The pre-ogee Decorated years at Kinlet are represented by the chancel and transeptal chapels leading off to north and south. Since the aisles are pierced only by small rectangular slits, responsibility for lighting the church falls entirely on the clerestory and chancel and chapel windows. The N. and S. windows to the chapels are three-light with intersecting cusped tracery, pointed trefoils in the heads of the lights, and daggers in the reticulation units above. The five-light E. window to the chancel (illustrated below left) takes similar design elements further: the lights here are very sharply pointed and provided with elongated cinquefoil-cusping while the tracery intersections above, stop short of the head of the window to make room for a sexfoil in a circle. This non-standard pattern is almost an exact copy of the E. window at neighbouring Stottesdon, suggesting they are the work of one and the same man. Going inside the church again, the restored chancel arch is composed of three orders bearing rolls with fillets, supported on three orders of shafts with a fillet on the innermost. The arches from the aisles to the transepts look more like late fourteenth century work with their sunk quadrant and two flat chamfers, all three of which mouldings die into the jambs. The arches from the chancel to the transepts carry a complex series of mouldings above semi-quatrefoil responds.

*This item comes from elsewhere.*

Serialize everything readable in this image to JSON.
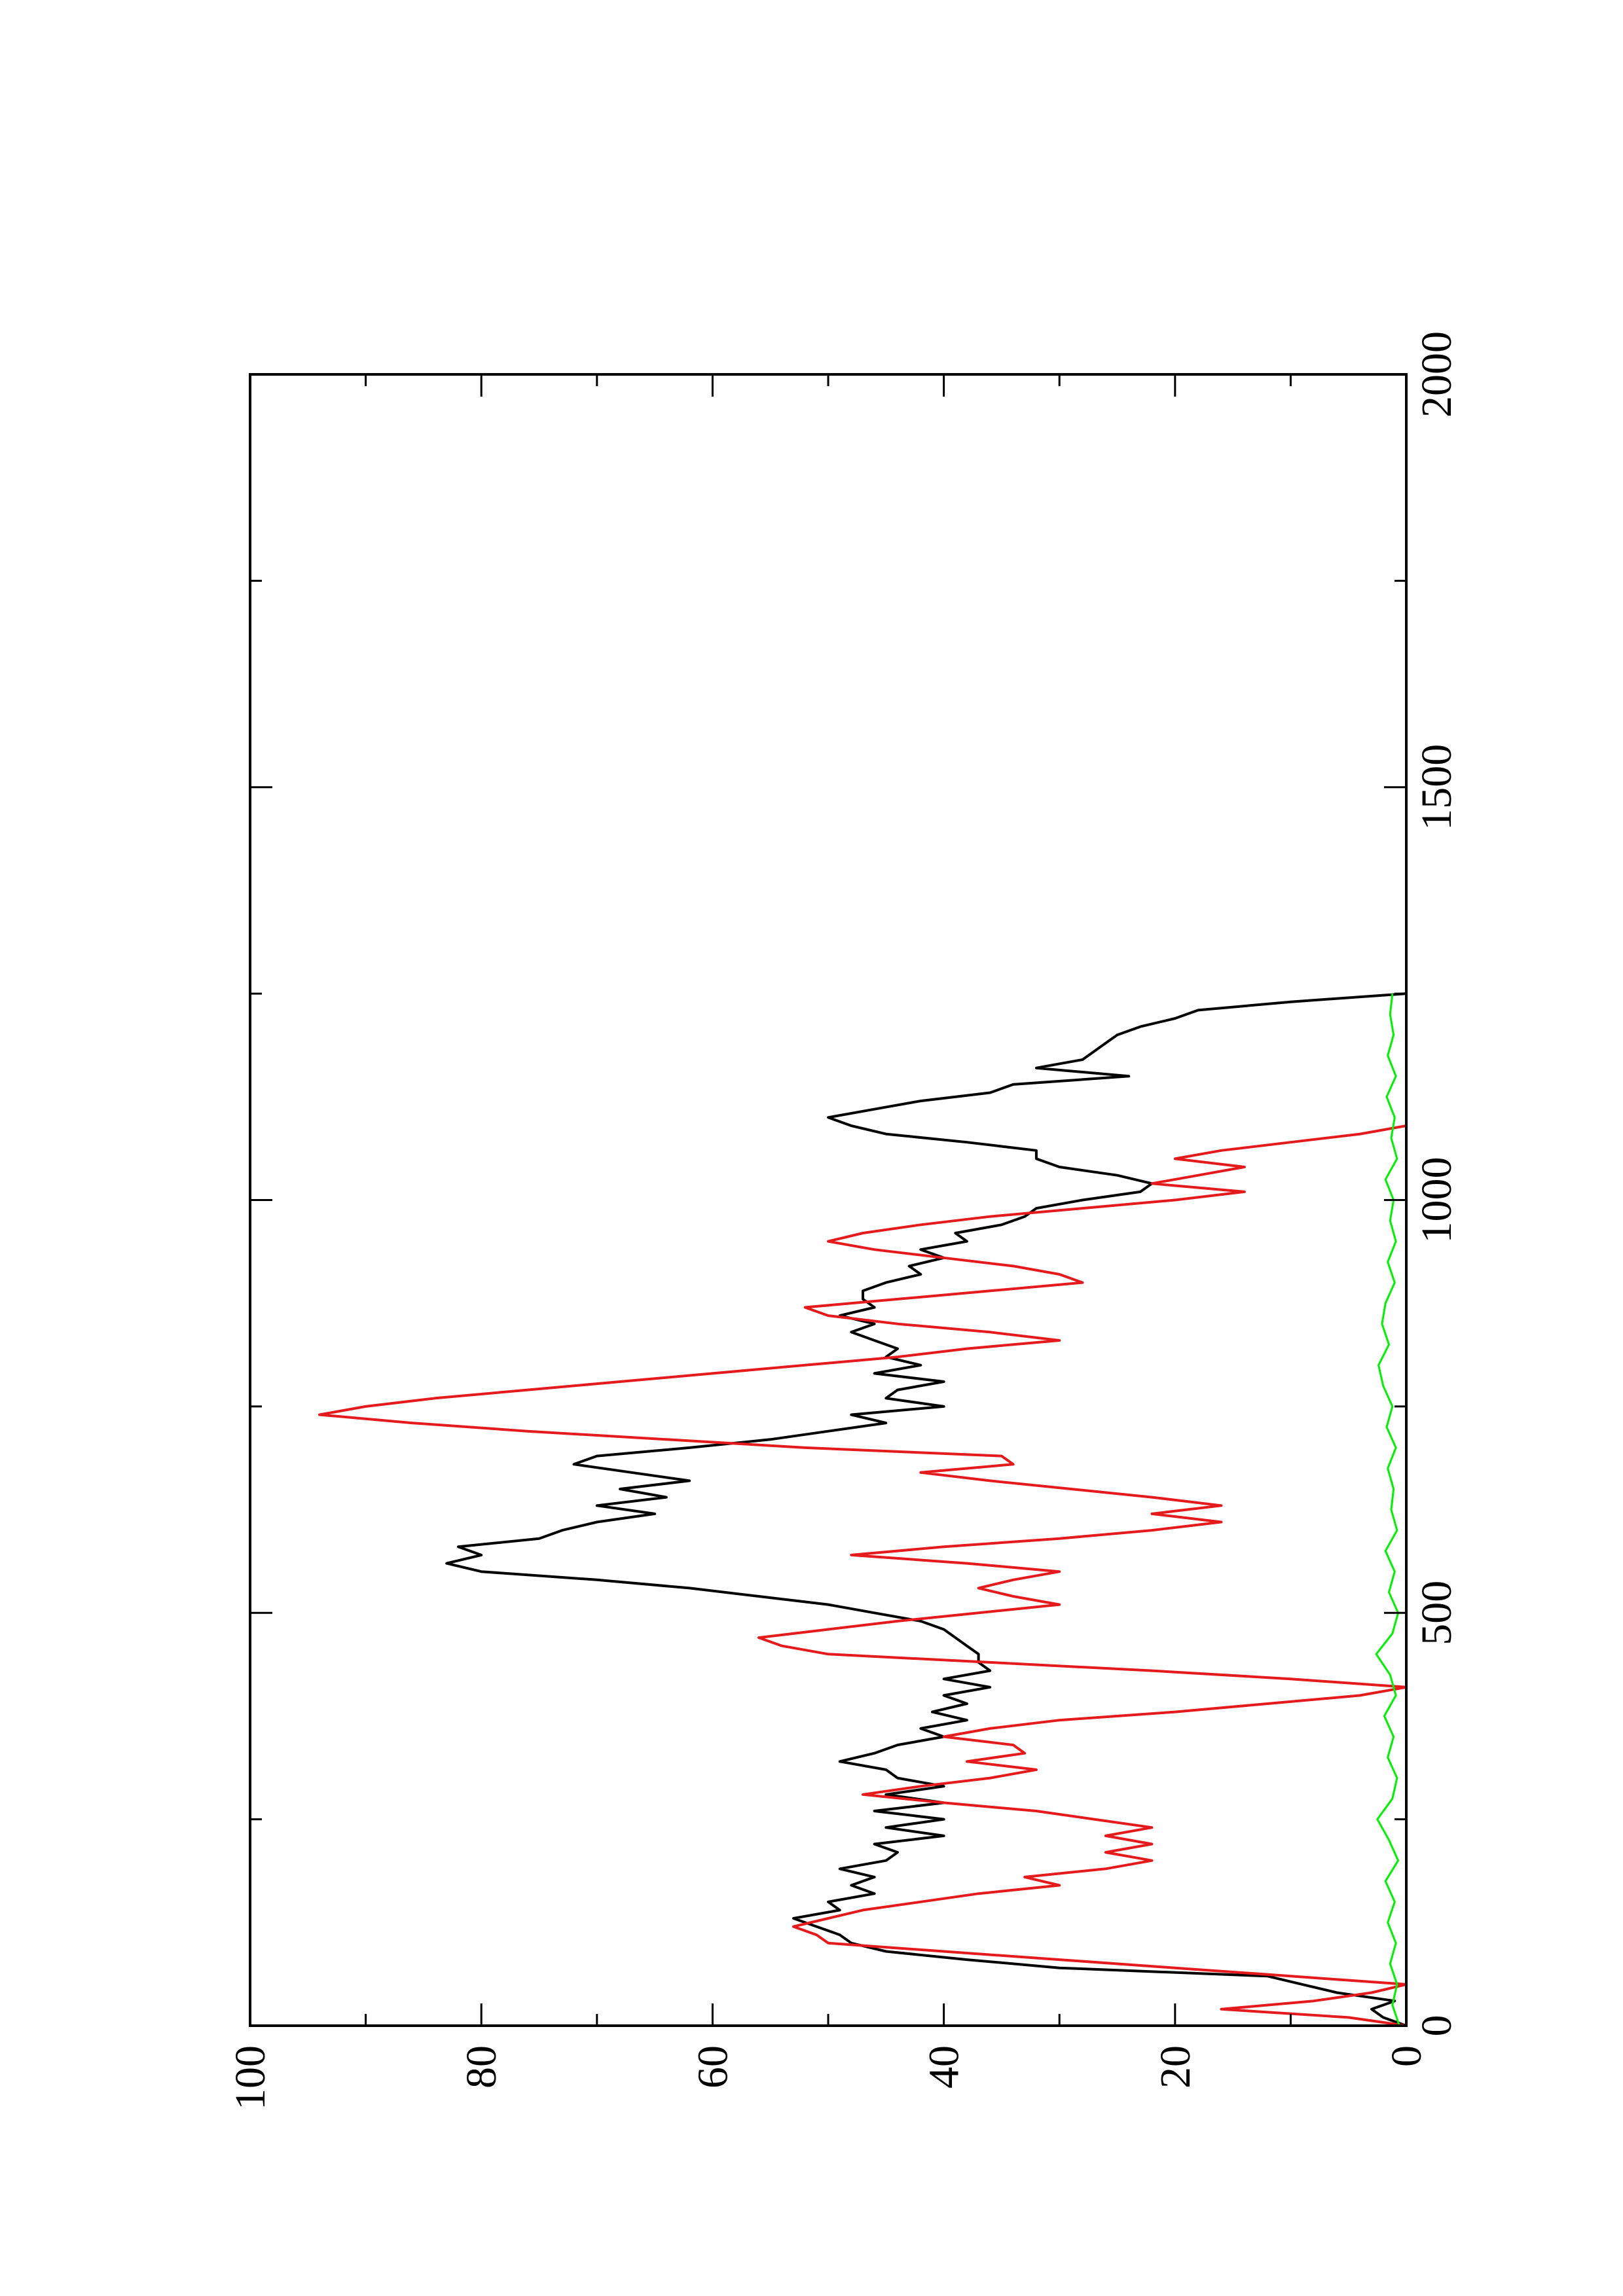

The S. chapel has a piscina to the right of the altar and a double aumbry to the left. A recumbent effigy of a woman in the southeast corner of the chapel, with a child by her side, is believed to represent Isobel Cornwall, who seems to have died in childbirth in the early fifteenth century. The N. transept contains a huge standing monument (shown above right) dated 1581, backed up against the N. wall. It commemorates Sir George Blount of Kinlet, who died in that year, together with his wife Constantia, and features carved figures of the couple, standing apart, between fluted Ionic columns, supporting pairs of Gothic arches above - a curious combination. Finally, other monuments in the church include a number of significant wall monuments in the chancel, and, in particular, two elaborate tomb-chests, one each to the north and south. Upon the latter lie two straight-legged recumbent effigies, considered to represent Sir Humphrey Blount (d. 1477) and his wife Elizabeth. Cusped arches around the tomb-chest are occupied by a series of skilfully-carved figures, unfortunately now largely defaced. (See the photograph below.) The effigies lying on the tomb-chest to the north, are those Sir John Blount (d. 1531) and his wife Catherine, who is depicted here wearing a wimple. The figures around the tomb-chest are believed to depict the couple’s five sons and six daughters while two pairs of dragons between them hold shields.